We need to develop a full suite of financial literacy interventions so that more youth and women develop the confidence and skills to manage their own finances. On account of financial illiteracy, they get saddled with risky levels of debt.

Financial inclusion and financial literacy are two sides of the equation. Financial inclusion works on the supply side by providing financial market/services that people demand whereas financial literacy stimulates the demand side by making people aware of what they need. Therefore, financial inclusion and financial education must move in concert; each trigger supportive reaction in the other.

People believe that the triad of financial inclusion, financial literacy and financial stability will be extremely relevant in the coming times because our financial lives are going to become complex. The depth and breadth of financial systems determine the financial stability of any society.

Everybody is happy while getting a loan. The problem begins when you have to repay the loan. It should be dinned into borrowers’ minds again and again that excessive borrowing (taking multiple loans) and sub-lending or ghost lending (allowing the use of your identity for a loan that someone else uses) can be extremely toxic for financial lives – for communities at all levels of income.

Financial literacy has now acquired nuance with the onset of digital financial services (DFS), considered the most powerful tools for financial inclusion. Offering basic financial services through mobile phones, point-of-sale devices, and networks of small-scale agents, DFS have the potential to reach more people, at a lower cost, with greater convenience than traditional “brick and mortar” banking services.

However, millions of people cannot read, write, or understand the long number strings necessary to transact on mobile phones. We need to aggressively train the end-users on the nuances of digital finance that will empower them to adopt technology with ease. Women are eager to learn how to use digital payments because it gives them greater privacy and financial control – something they value a great deal. 

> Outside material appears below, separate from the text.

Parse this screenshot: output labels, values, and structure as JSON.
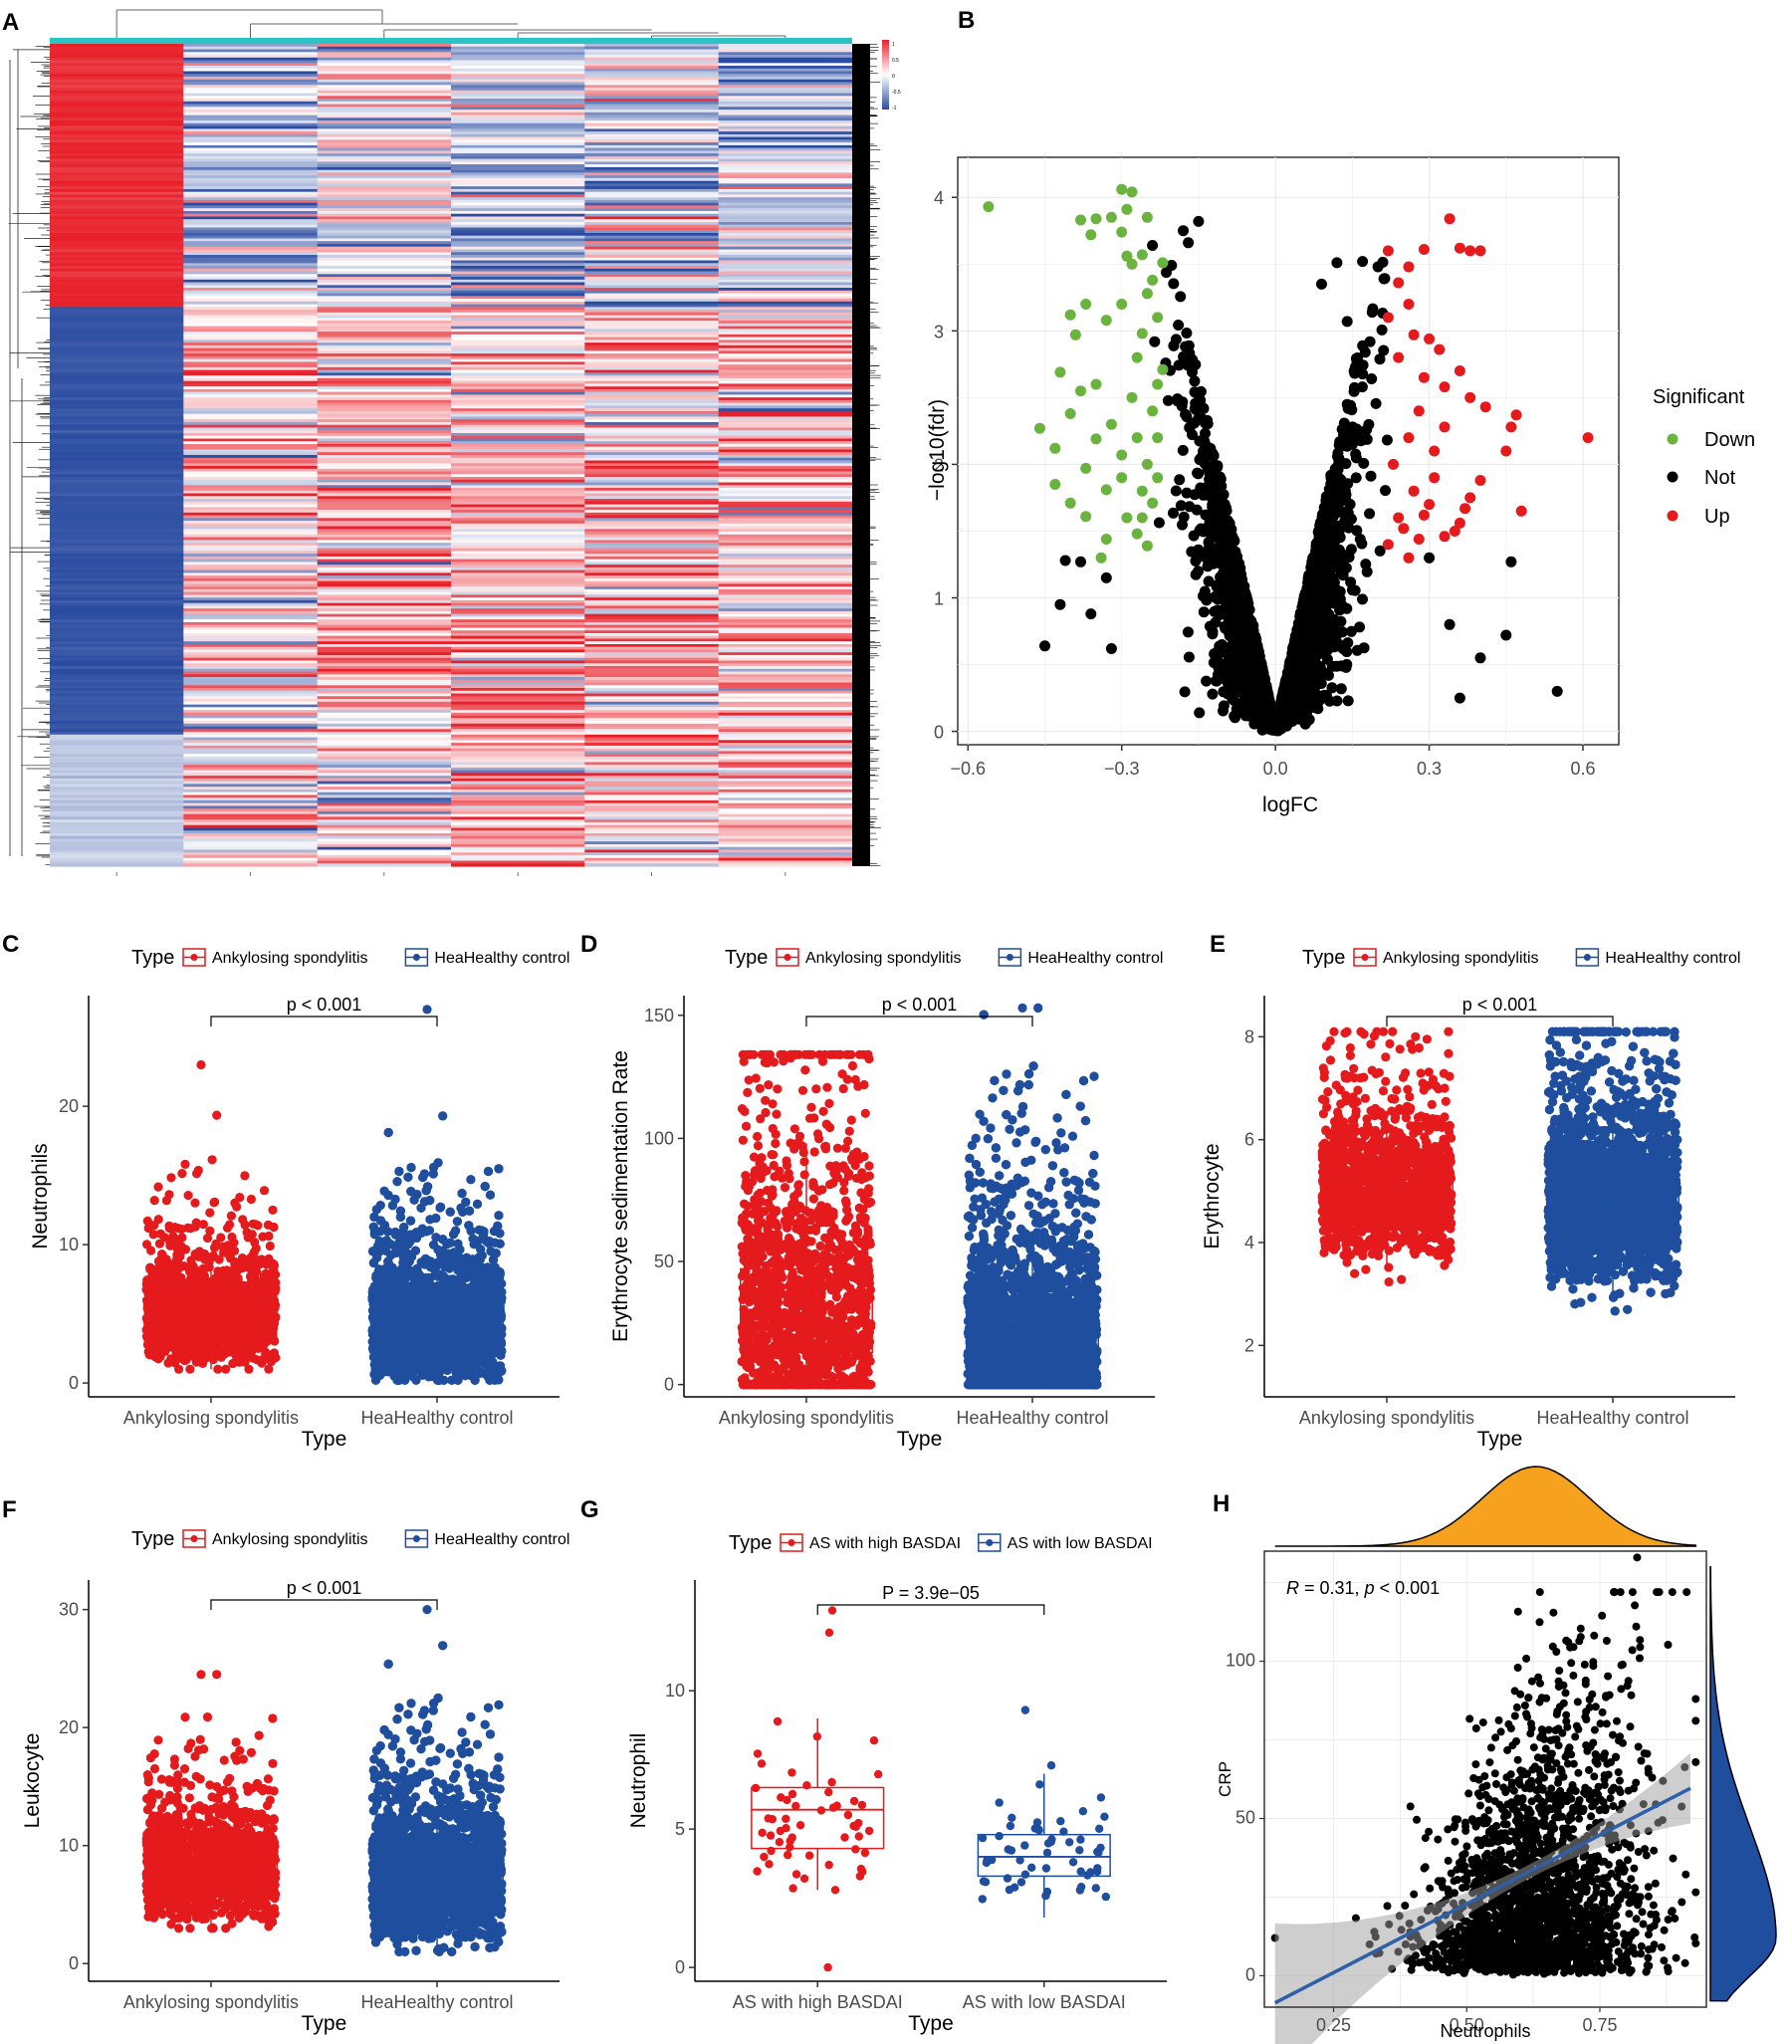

At a time when individuals are increasingly being called upon to make complex financial decisions, a large fraction of households have only a rudimentary understanding of basic concepts. Moreover, participation in financial markets is far from universal, and individuals with low levels of education and financial literacy are the least likely to participate in these markets. These correlations have motivated policy makers to devote substantial resources to financial literacy education. Functional proficiency in core money skills and their subtle nuances is crucial if they are to successfully manage their future money needs. The complex nature of our financial lives has given rise to a new concept – financial capability.

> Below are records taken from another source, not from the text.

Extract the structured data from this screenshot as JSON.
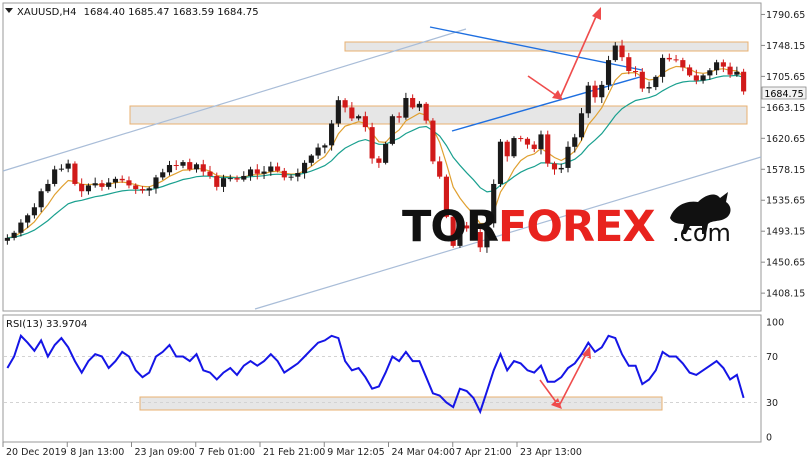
{
  "colors": {
    "up": "#1a1a1a",
    "down": "#d11a1a",
    "ma_fast": "#e0a030",
    "ma_slow": "#1aa08f",
    "channel": "#a9bdd8",
    "trend": "#1e6fe0",
    "zone_fill": "#e2e2e2",
    "zone_border": "#e8b070",
    "arrow": "#ef4c4c",
    "rsi": "#1515e6",
    "grid": "#d3d3d3",
    "axis_text": "#222222",
    "logo_dark": "#111111",
    "logo_red": "#e8231e"
  },
  "header": {
    "symbol": "XAUUSD,H4",
    "ohlc": "1684.40 1685.47 1683.59 1684.75"
  },
  "price_badge": "1684.75",
  "logo": {
    "part1": "TOR",
    "part2": "FOREX",
    "suffix": ".com",
    "icon": "bull-icon"
  },
  "rsi_header": "RSI(13) 33.9704",
  "chart_data": [
    {
      "type": "candlestick",
      "series": [
        {
          "name": "XAUUSD,H4",
          "close": [
            1484,
            1491,
            1505,
            1515,
            1526,
            1548,
            1558,
            1578,
            1579,
            1586,
            1558,
            1548,
            1556,
            1559,
            1554,
            1560,
            1565,
            1563,
            1556,
            1551,
            1549,
            1552,
            1567,
            1574,
            1584,
            1583,
            1588,
            1578,
            1585,
            1575,
            1569,
            1554,
            1566,
            1566,
            1564,
            1569,
            1578,
            1572,
            1575,
            1582,
            1576,
            1567,
            1568,
            1573,
            1587,
            1597,
            1608,
            1611,
            1641,
            1673,
            1663,
            1648,
            1651,
            1636,
            1593,
            1587,
            1613,
            1651,
            1649,
            1676,
            1663,
            1668,
            1645,
            1589,
            1568,
            1513,
            1473,
            1501,
            1497,
            1492,
            1471,
            1504,
            1558,
            1616,
            1596,
            1621,
            1620,
            1612,
            1606,
            1626,
            1586,
            1578,
            1580,
            1609,
            1622,
            1655,
            1693,
            1677,
            1694,
            1728,
            1748,
            1732,
            1713,
            1712,
            1689,
            1691,
            1705,
            1731,
            1729,
            1728,
            1718,
            1707,
            1700,
            1707,
            1714,
            1725,
            1719,
            1708,
            1712,
            1685
          ]
        }
      ],
      "y_ticks": [
        "1790.65",
        "1748.15",
        "1705.65",
        "1663.15",
        "1620.65",
        "1578.15",
        "1535.65",
        "1493.15",
        "1450.65",
        "1408.15"
      ],
      "ylim": [
        1385,
        1805
      ],
      "x_ticks": [
        "20 Dec 2019",
        "8 Jan 13:00",
        "23 Jan 09:00",
        "7 Feb 01:00",
        "21 Feb 21:00",
        "9 Mar 12:05",
        "24 Mar 04:00",
        "7 Apr 21:00",
        "23 Apr 13:00"
      ],
      "overlays": [
        "moving-average-fast",
        "moving-average-slow",
        "ascending-channel",
        "converging-trendlines",
        "support-zone",
        "resistance-zone",
        "forecast-arrows"
      ],
      "grid": false
    },
    {
      "type": "line",
      "series": [
        {
          "name": "RSI(13)",
          "values": [
            60,
            70,
            88,
            82,
            75,
            84,
            70,
            80,
            86,
            78,
            66,
            56,
            66,
            72,
            70,
            60,
            66,
            74,
            70,
            58,
            52,
            56,
            70,
            74,
            80,
            70,
            70,
            66,
            72,
            58,
            56,
            50,
            56,
            60,
            54,
            62,
            66,
            62,
            66,
            72,
            66,
            56,
            60,
            64,
            70,
            76,
            82,
            84,
            88,
            86,
            66,
            58,
            60,
            52,
            42,
            44,
            56,
            70,
            66,
            74,
            66,
            66,
            52,
            38,
            36,
            30,
            26,
            42,
            40,
            34,
            22,
            40,
            58,
            72,
            58,
            66,
            64,
            58,
            56,
            62,
            48,
            48,
            52,
            60,
            64,
            72,
            82,
            74,
            78,
            88,
            86,
            72,
            62,
            62,
            46,
            50,
            58,
            74,
            70,
            70,
            64,
            56,
            54,
            58,
            62,
            66,
            60,
            50,
            54,
            34
          ]
        }
      ],
      "y_ticks": [
        "100",
        "70",
        "30",
        "0"
      ],
      "ylim": [
        0,
        100
      ],
      "levels": [
        30,
        70
      ],
      "overlays": [
        "oversold-zone",
        "forecast-arrow"
      ]
    }
  ]
}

There is still lot of illiteracy on issues relating to loan defaults and how they can be handled. A deferment of repayment of loan instalment, which borrowers and their representatives usually clamour for in such events, doesn’t give any real benefit to the borrower; it is not even a palliative. A loan holiday or deferment is actually just a postponement of a liability on which the borrower will continue to incur cost by way of the accruing interest, thus actually increasing his financial burden. Here is a strong need for collaboration and convergence between those working towards financial literacy. A particular weakness has been the absence of a strong conduit for transfer of knowledge and practice between institutions and geographies having successful experiences. This can lead to cross learning and cross-pollination and sharing of best practices unique experiences and breakthroughs, and both successes. Policy makers will do well to act in interest of the people.